Add to that list the eccentric, highly entertaining Nara, a self-proclaimed neo-Japanese robata grill that's been drubbed by some in the humorless foodie contingent who gripe that it's more about style than serious Japanese cuisine. That may be true, but if you want serious Japanese food, take a flight to Tokyo. If you want something out of the ordinary, Nara scores high for imagination and a sense of joie de vivre.
"But it's so 1980s," complained a friend of mine, who thinks that some of Nara's retro "industrial" décor elements, along with its black-clad servers (and frosty hostesses) and loud dance music evoke the New York downtown cool of the Reagan era. But any kind of cool past, present or future is a welcome enough relief from the squaresville chain restaurants dominating the suburbs that I had no problem walking like an Egyptian to a discreet deuce in this dining room.
You have to remember that Nara's 30-year-old owner, Casey Adams, was probably still watching the Smurfs when the interior style that my friends find so retro was on the cutting edge. Besides, it doesn't seem to me that the engaging interior, created by 360 Architecture, is inspired by anything from the days of big hair and bad music. It's a spartan, unfussy dining room during the day, and it's darker and sexier at night.
At least the room has a style, unlike many of its downtown contemporaries. So does Adams, who had black hair streaked with fire-engine red the same color combination of the restaurant's matchbooks and business cards when I last saw him prowling through the room, introducing himself to customers in a manner that was remote but not unfriendly. My friend Franklin calls him "Sprockets," after the show hosted by Mike Myers' solemn existentialist Dieter on Saturday Night Live.
Whatever you call him, Adams son of local Toyota dealer and TV-commercial star Ray Adams is just one of the dramatic elements in a restaurant that's practically a stage set. Let's not leave out the pots of orchids, the hunky waiters, the sinuously curvy chinaware, and the battery-operated "flickering candles" on the tables.

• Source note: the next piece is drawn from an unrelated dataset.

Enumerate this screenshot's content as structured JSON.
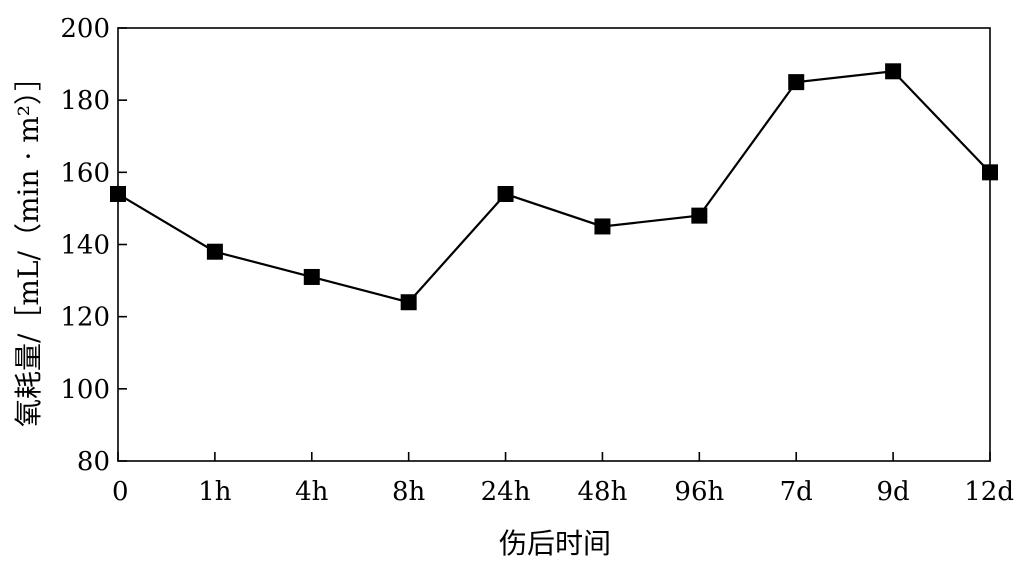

The menu, created by Terry Barkley, is a pleasant surprise. Despite the restaurant's name, Nara doesn't make a big deal of the open robata grill, which is at the rear of the dining room. Even the menu sidelines the eight robata items, giving them a hard-to-find spot on the last page. I've tasted three of the robata specialties, and I understand why the joint downplays them. The orange-ginger-spiced yakitori chicken was unremarkable; the lightly charred hotatesai scallops were plump but bland; and the oddball choice grilled Kansas City Polish wasabi soy sausage poached in Japanese beer had a light, smoky taste but was strictly a novelty item.